Eran las cinco de la tarde y la calle de Alcalá presentaba el brillante aspecto propio de la principal arteria de una gran ciudad, a la hora en que la aristocracia comienza su día y tumbada en el fondo de sus carruajes se deja conducir con el suave balanceo de los muelles al paseo, donde se saludan y se dirigen sonrisas las gentes que se ven diariamente en todos los puntos de diversión y esparcimiento.

La tarde era espléndida. El sol de la primavera campeaba en un cielo azul matizado por jirones de blancos vapores, y la hermosura de la tarde parecía comunicarse al alma de las gentes que discurrían por las aceras con cierta expresión satisfecha mirando los carruajes que pasaban veloces por el centro de la calle.

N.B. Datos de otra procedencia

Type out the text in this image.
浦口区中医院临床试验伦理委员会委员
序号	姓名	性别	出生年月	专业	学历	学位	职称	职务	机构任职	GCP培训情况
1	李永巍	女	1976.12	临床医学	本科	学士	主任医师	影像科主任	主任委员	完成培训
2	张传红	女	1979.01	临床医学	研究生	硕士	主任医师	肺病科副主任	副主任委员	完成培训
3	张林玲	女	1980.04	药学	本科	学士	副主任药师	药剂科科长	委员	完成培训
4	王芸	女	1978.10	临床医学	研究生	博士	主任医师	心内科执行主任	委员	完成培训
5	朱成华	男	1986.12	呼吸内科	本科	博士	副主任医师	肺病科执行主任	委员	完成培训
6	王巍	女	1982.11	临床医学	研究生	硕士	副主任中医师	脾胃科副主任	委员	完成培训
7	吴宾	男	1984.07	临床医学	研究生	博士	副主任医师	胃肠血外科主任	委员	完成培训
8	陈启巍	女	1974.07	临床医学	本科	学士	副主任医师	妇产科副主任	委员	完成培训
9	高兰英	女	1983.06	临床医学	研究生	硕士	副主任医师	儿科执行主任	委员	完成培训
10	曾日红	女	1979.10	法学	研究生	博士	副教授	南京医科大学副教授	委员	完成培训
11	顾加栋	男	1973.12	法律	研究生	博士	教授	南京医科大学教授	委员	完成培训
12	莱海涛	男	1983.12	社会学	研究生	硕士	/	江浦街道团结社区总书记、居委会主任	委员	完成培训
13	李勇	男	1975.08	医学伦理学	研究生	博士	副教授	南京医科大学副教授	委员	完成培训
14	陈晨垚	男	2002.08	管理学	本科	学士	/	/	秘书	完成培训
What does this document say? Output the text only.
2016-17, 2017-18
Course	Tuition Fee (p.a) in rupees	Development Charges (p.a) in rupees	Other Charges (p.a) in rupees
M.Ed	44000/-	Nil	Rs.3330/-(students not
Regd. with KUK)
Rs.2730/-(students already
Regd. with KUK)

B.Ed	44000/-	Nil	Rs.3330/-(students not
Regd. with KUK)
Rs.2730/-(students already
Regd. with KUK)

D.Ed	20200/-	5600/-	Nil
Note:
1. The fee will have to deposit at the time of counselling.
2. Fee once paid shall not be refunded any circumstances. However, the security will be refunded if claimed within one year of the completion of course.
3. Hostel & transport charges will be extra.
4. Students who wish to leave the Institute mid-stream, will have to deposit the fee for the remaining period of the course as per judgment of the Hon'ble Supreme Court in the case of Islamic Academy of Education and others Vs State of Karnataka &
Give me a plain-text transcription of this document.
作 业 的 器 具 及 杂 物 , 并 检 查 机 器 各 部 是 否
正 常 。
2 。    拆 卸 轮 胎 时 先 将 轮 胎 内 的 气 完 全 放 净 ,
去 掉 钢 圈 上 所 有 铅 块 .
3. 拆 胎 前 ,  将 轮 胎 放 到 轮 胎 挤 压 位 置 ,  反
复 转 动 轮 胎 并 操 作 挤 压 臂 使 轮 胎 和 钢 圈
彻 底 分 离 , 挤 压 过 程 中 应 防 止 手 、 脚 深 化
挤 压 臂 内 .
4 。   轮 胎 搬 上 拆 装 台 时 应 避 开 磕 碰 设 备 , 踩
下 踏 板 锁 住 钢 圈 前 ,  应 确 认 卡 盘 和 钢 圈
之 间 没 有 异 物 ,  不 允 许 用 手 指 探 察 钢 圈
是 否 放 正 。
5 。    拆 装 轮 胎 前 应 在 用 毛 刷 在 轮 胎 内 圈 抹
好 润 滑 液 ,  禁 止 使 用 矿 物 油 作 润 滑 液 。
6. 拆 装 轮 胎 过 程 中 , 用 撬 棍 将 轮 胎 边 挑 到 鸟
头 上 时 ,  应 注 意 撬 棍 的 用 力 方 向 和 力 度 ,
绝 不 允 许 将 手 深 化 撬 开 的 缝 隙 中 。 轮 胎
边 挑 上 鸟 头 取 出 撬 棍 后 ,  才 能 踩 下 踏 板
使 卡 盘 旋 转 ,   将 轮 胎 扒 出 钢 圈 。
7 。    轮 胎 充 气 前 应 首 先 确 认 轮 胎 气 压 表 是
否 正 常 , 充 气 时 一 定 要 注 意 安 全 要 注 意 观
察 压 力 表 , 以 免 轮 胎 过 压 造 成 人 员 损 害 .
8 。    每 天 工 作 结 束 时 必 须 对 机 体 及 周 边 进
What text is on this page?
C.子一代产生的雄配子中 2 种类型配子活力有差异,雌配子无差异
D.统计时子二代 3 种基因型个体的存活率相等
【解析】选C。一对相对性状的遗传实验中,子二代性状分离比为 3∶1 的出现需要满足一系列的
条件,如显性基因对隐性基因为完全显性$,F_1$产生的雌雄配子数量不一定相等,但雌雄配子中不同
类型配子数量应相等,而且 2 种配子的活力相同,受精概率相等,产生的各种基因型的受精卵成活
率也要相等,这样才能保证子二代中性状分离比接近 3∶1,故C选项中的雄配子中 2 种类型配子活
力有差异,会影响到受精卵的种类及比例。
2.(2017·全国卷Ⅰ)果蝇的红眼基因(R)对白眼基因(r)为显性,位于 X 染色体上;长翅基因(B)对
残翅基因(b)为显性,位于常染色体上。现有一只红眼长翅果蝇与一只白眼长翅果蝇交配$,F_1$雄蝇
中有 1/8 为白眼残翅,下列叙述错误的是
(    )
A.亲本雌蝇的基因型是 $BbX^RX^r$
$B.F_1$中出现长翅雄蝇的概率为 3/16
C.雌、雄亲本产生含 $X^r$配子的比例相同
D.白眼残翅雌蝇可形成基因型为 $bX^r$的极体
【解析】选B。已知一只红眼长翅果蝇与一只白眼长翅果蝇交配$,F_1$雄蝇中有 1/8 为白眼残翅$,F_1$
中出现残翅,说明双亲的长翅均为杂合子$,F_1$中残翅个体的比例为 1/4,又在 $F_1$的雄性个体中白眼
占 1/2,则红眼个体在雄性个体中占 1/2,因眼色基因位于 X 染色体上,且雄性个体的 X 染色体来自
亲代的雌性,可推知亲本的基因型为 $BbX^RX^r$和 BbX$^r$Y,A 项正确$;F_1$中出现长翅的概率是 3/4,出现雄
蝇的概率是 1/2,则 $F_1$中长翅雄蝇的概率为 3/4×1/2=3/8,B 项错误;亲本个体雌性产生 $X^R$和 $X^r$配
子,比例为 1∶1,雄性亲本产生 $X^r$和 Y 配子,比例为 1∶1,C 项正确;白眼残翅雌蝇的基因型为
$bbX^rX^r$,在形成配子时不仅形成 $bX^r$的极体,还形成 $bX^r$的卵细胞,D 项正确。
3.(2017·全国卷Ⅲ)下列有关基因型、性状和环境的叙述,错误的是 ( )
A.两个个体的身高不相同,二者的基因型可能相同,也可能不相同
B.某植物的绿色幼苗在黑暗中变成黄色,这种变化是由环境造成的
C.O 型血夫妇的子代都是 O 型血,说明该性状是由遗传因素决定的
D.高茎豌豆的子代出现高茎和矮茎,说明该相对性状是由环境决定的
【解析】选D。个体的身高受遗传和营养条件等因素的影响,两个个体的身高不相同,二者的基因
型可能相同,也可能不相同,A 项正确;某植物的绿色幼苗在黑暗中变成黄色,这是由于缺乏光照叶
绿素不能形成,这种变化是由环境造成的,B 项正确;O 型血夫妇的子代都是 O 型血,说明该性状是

Era el primer día que el antiguo asistente de don Esteban Alvarez se sentía un tanto alegre después de la muerte de la condesa de Baselga, ocurrida ocho meses antes.

Esta desgracia le había sumido en una melancolía horrible, y cuando volvió del cementerio, después que el féretro fué sepultado en el panteón de los Baselgas, aquel pobre hombre se juzgó ya solo en el mundo y sin un ser que le conociese.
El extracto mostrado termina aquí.